Question
The conference on evaluating capital projects has been very helpful. You have received a significant amount of information and multiple projects to evaluate to hone
The conference on evaluating capital projects has been very helpful. You have received a significant amount of information and multiple projects to evaluate to hone your skills. To adequately teach Grammy and the Board you will need to answer several questions about the capital-budgeting process. You will do this in a business memo that is no more than four pages long.
Provide an evaluation of two proposed projects, both with 5-year expected lives and identical initial outlays of $110,000. Both of these projects involve additions to a highly successful product line, and as a result, the required rate of return on both projects has been established at 12 percent. The expected free cash flows from each project are as follows:
| Project A | Project B |
Initial outlay | -$110,000 | -$110,000 |
Inflow year 1 | 20,000 | 40,000 |
Inflow year 2 | 30,000 | 40,000 |
Inflow year 3 | 40,000 | 40,000 |
Inflow year 4 | 50,000 | 40,000 |
Inflow year 5 | 70,000 | 40,000 |
In evaluating these projects, please respond to the following 12 questions:
1-Why is the capital-budgeting process so important?
2-Why is it difficult to find exceptionally profitable projects?

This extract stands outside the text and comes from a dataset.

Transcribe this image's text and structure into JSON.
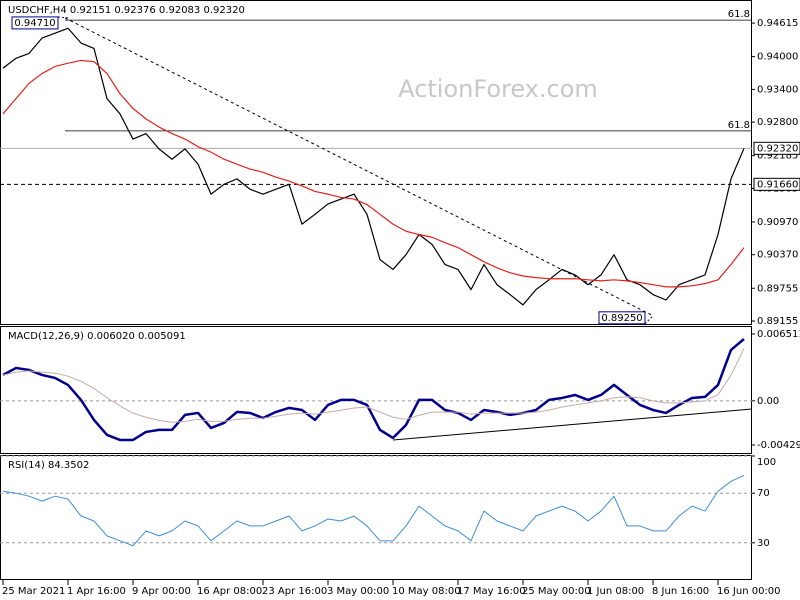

3-What is the payback period on each project? If the organization imposes a 3-year maximum acceptable payback period, which of these projects should be accepted?
4-What are the criticisms of the payback period?
5-Determine the NPV for each of these projects. Should they be accepted?
6-Describe the logic behind the NPV.
7-Determine the PI for each of these projects. Should they be accepted?
8-Would you expect the NPV and PI methods to give consistent accept/reject decisions? Why or why not?
9-What would happen to the NPV and PI for each project if the required rate of return increased? If the required rate of return decreased?
10-Determine the IRR for each project. Should they be accepted?
11-How does a change in the required rate of return affect the projects internal rate of return?
12-What reinvestment rate assumptions are implicitly made by the NPV and IRR methods? Which one is better?